Bobby is the caring eye the movie’s own gaze tries to embody. He’s got his own problems—a distant son, for one, and a tight budget. He’s the one who collects rent checks, and he occasionally has to come down a little hard on residents like Halley, who are always at risk of falling behind. But this is a movie in which authority doesn’t quite impose itself on people’s lives. It’s a movie about bad-ass children—I had more than one flashback to Bebe’s Kids—yet they’re impossible to be mad it. This is one reason, I take it, the film critic Richard Brody, of The New Yorker, complains that it’s “all too perfect, and all too easy.” He’s not wrong, but he might be missing what’s at stake.

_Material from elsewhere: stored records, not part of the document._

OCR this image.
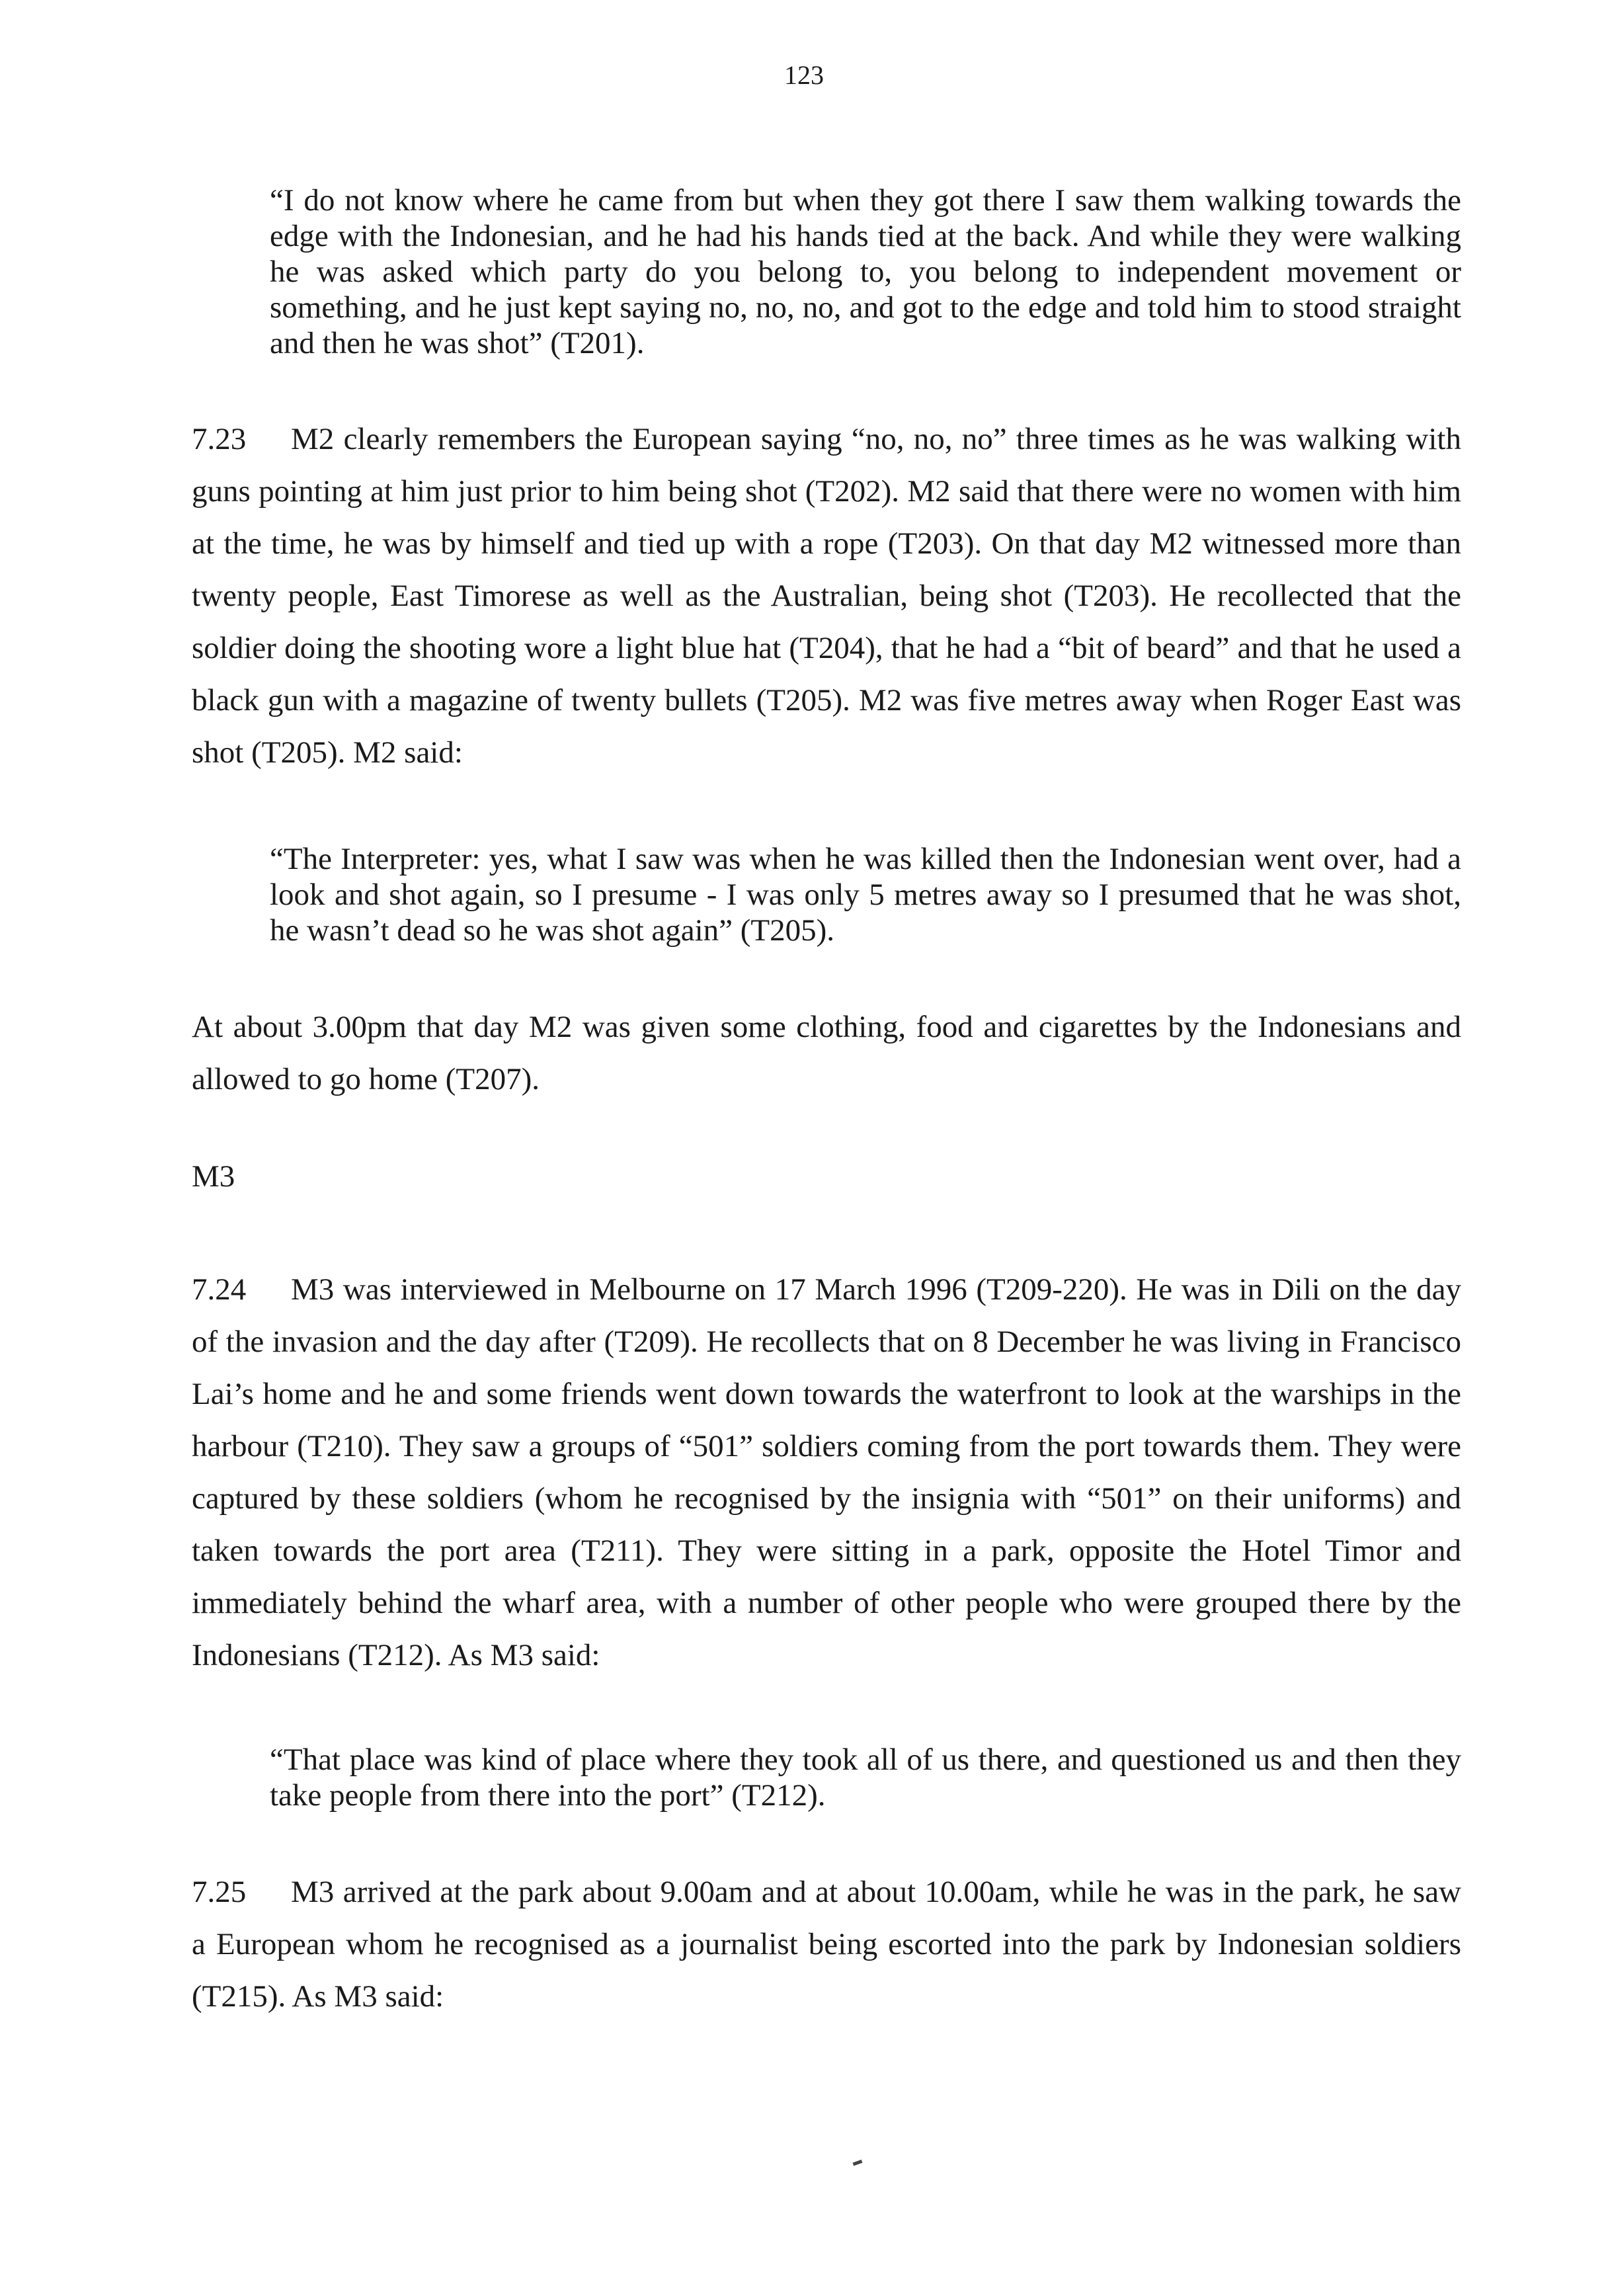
123

“I do not know where he came from but when they got there I saw them walking towards the edge with the Indonesian, and he had his hands tied at the back. And while they were walking he was asked which party do you belong to, you belong to independent movement or something, and he just kept saying no, no, no, and got to the edge and told him to stood straight and then he was shot” (T201).

7.23 M2 clearly remembers the European saying “no, no, no” three times as he was walking with guns pointing at him just prior to him being shot (T202). M2 said that there were no women with him at the time, he was by himself and tied up with a rope (T203). On that day M2 witnessed more than twenty people, East Timorese as well as the Australian, being shot (T203). He recollected that the soldier doing the shooting wore a light blue hat (T204), that he had a “bit of beard” and that he used a black gun with a magazine of twenty bullets (T205). M2 was five metres away when Roger East was shot (T205). M2 said:

“The Interpreter: yes, what I saw was when he was killed then the Indonesian went over, had a look and shot again, so I presume - I was only 5 metres away so I presumed that he was shot, he wasn’t dead so he was shot again” (T205).

At about 3.00pm that day M2 was given some clothing, food and cigarettes by the Indonesians and allowed to go home (T207).

M3

7.24 M3 was interviewed in Melbourne on 17 March 1996 (T209-220). He was in Dili on the day of the invasion and the day after (T209). He recollects that on 8 December he was living in Francisco Lai’s home and he and some friends went down towards the waterfront to look at the warships in the harbour (T210). They saw a groups of “501” soldiers coming from the port towards them. They were captured by these soldiers (whom he recognised by the insignia with “501” on their uniforms) and taken towards the port area (T211). They were sitting in a park, opposite the Hotel Timor and immediately behind the wharf area, with a number of other people who were grouped there by the Indonesians (T212). As M3 said:

“That place was kind of place where they took all of us there, and questioned us and then they take people from there into the port” (T212).

7.25 M3 arrived at the park about 9.00am and at about 10.00am, while he was in the park, he saw a European whom he recognised as a journalist being escorted into the park by Indonesian soldiers (T215). As M3 said:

It’s a world so innocent, despite a clear opportunity to become otherwise, that you might find yourself waiting for the other shoe to drop, for danger to creep in. But danger is of course always there, when you’re broke. The phrase Baker and others have used to describe the community of this movie is the “hidden homeless.” These aren’t people living on the streets, and yet they’re not so far from it, and they’re always at risk of landing there.
The Florida Project is a wonderful movie. It’s a reminder that a child’s-eye view necessitates doing more than crouching the camera low to see the world from the POV of someone 4 feet tall. That’s clearly a key ingredient. But you can’t just remake the world in images: You have to remake the world as an experience. That notion is a key to understanding the oddness of the movie’s final turn, when, all of a sudden, it becomes an outright fantasy seen, of course, from Moonnee’s point of view. I’ll let it surprise you as it did me—I’m still a little thrown by it. Maybe it doesn’t work. But it’s a lesson in how far Baker will go. It’s an adventure. And The Florida Project is a rare movie for understanding what that means.